The GE Aviation subsidiary produces propellers and propeller components to civil and military aircraft engine OEMs. It has been operating at an interim plant since 2015, when a fire damaged its core operation.

Dowty Propellers Building New Plant, HQ, Expanding R&D

July 16, 2017
Replacement complex for composite propeller blades will start-up in 2019

Dowty Propellers is planning a new manufacturing center for its composite blades in Gloucester, England, as well as a new headquarters there, to replace an operation that was destroyed by fire in 2015. The GE Aviation subsidiary that produces propellers and propeller components to civil and military aircraft engine OEMs has been operating at an interim plant at Mitcheldean, also in Gloucestershire, in November 2015.

No final location for the new operation has been determined, manufacturer indicated, but one will be announced by the end of this year following a proposal and selection process, “to ensure that the best combination of cost and efficiency can be achieved.”

The budget for this project also was not detailed. Dowty Propellers noted it has about 340 employees in the area that will transfer from the interim site to the new operation in 2019.

Dowty also announced the start of a £20-million ($26.2 million) “technology development project,” to produce new capabilities for both propeller systems and future propulsion systems. This Digital Propulsion project will draw £9.5 million ($12.4 million) in matching funds from the U.K. Department for Business, Energy and Industrial Strategy. Research partners in this effort include Britain’s National Composites Centre, the Advanced Manufacturing Research Centre, and the Manufacturing Technology Centre.

The two projects represent the largest investment ever proposed by Dowty Propellers.

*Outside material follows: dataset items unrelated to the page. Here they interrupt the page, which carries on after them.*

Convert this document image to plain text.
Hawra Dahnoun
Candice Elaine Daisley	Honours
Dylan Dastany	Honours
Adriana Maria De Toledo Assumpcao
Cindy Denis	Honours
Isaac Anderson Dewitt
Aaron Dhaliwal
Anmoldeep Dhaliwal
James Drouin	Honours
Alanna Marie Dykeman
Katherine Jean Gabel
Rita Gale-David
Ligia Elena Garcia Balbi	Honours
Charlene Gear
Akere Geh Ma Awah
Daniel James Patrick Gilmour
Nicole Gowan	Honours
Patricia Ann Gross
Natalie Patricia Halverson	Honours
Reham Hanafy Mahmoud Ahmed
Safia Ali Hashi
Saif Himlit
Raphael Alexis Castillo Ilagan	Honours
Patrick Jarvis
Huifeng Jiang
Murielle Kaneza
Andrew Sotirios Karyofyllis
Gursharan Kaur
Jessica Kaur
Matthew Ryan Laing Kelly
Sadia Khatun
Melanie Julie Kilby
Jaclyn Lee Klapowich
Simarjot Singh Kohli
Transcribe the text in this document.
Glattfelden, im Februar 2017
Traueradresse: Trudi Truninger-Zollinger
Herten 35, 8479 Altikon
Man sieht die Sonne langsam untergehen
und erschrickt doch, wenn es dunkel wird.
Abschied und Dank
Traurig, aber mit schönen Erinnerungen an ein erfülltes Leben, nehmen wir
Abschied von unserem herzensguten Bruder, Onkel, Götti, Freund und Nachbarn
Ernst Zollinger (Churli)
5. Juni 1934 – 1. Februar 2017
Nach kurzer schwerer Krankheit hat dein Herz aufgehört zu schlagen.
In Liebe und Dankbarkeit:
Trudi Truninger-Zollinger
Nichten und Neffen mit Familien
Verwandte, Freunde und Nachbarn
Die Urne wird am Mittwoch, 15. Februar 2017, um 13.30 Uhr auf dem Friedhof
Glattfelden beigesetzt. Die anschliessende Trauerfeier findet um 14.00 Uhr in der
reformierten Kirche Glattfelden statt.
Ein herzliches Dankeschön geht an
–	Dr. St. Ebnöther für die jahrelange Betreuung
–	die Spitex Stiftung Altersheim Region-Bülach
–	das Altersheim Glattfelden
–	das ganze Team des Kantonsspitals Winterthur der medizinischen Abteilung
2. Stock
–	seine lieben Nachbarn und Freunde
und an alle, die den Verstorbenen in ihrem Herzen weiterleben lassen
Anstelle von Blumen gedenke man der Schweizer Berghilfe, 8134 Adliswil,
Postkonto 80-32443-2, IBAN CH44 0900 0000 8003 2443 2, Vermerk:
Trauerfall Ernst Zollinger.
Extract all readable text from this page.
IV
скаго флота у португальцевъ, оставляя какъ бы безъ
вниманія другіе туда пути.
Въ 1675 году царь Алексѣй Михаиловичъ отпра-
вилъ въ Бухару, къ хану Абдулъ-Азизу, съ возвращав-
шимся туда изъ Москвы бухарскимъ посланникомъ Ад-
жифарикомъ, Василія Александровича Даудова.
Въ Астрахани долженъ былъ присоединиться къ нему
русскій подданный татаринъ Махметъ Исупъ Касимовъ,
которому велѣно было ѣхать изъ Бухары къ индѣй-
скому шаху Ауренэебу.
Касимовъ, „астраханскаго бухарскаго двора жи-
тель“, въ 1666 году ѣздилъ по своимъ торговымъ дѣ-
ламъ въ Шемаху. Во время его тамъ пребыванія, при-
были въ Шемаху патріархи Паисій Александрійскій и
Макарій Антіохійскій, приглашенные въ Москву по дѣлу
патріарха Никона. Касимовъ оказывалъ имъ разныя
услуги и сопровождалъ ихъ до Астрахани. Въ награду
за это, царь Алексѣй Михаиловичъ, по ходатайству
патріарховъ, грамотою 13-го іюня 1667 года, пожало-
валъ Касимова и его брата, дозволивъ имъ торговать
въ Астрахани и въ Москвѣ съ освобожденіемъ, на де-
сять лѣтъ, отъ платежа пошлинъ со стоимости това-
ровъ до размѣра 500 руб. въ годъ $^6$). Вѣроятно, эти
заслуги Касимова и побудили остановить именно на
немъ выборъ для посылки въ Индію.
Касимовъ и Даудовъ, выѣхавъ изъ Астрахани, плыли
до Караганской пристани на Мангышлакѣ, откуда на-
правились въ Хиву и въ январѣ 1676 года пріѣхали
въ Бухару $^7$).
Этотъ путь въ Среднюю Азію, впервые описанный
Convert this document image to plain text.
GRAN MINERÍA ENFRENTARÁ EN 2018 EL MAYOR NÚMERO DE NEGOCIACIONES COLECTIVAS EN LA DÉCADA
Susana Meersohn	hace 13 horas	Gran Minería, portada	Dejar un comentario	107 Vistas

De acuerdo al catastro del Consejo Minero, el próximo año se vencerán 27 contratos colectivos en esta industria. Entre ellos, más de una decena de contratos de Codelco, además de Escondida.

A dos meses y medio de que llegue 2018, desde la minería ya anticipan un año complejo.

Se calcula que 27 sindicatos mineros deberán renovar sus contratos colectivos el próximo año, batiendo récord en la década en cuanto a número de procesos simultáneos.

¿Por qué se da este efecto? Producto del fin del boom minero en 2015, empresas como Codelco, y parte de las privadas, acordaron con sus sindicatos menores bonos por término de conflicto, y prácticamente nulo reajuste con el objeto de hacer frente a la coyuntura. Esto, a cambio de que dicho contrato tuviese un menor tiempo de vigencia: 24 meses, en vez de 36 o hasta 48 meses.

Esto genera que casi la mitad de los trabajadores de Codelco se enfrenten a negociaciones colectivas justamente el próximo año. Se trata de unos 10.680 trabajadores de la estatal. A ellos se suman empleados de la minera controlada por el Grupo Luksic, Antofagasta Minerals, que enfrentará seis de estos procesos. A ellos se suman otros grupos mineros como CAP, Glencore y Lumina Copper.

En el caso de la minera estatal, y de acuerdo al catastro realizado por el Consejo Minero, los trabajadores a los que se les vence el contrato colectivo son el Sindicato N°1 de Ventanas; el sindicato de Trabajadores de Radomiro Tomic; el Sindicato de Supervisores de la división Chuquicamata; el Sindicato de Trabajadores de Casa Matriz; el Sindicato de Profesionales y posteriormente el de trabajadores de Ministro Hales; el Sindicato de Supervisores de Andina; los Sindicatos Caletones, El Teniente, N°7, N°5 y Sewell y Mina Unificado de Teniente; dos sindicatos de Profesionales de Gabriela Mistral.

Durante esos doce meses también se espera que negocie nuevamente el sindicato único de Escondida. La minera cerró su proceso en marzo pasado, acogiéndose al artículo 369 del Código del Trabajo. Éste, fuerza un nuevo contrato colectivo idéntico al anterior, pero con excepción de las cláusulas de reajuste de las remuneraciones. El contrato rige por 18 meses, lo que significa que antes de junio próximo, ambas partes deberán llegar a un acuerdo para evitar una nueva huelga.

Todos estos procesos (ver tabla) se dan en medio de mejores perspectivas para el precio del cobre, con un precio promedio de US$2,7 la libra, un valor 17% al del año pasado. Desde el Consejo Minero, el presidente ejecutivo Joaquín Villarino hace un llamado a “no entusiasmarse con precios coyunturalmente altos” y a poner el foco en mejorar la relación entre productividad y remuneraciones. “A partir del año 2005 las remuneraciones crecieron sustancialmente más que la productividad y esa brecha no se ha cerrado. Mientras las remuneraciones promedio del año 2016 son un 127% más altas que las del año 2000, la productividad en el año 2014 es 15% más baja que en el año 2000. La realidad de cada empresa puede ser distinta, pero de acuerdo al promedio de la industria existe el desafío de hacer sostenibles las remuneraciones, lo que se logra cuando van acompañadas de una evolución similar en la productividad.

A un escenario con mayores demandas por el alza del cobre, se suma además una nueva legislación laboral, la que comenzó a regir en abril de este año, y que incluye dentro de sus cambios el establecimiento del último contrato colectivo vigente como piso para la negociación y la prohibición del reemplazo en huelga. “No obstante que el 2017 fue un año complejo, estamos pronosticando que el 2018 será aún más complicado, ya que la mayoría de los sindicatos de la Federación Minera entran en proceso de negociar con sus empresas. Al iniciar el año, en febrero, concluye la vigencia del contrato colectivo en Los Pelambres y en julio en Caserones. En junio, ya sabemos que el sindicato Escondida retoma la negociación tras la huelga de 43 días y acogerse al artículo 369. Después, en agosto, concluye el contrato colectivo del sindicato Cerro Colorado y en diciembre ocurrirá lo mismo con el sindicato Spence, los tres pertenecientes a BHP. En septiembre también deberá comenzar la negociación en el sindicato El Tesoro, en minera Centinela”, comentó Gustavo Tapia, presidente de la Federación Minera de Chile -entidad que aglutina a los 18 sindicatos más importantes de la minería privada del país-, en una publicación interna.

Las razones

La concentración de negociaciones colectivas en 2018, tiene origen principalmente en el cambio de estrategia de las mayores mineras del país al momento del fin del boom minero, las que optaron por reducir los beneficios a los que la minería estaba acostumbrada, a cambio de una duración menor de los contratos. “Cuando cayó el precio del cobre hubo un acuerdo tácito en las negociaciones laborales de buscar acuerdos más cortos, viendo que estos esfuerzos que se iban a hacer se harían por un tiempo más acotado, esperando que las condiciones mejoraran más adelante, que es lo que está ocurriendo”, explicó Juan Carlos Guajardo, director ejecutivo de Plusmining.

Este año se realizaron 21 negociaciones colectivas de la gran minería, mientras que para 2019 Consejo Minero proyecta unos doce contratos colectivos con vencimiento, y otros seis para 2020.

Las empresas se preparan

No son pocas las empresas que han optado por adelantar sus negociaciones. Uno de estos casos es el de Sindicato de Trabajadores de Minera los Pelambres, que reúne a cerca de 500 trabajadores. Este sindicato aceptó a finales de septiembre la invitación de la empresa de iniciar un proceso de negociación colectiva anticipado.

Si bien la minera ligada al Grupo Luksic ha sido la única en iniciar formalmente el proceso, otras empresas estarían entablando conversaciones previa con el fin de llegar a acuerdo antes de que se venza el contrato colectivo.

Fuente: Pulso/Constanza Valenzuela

“We are delighted to be continuing our long history with the Gloucester area,” stated president Oliver Towers. “The decision to stay in this area was driven by the capabilities and commitment of our workforce that stretches back over 80 years. This decision, along with our launch of the U.K.-supported Digital Propulsion project, will enable us to maintain our position as a world leader in propeller systems with the latest technology, supported by world-class research and development.”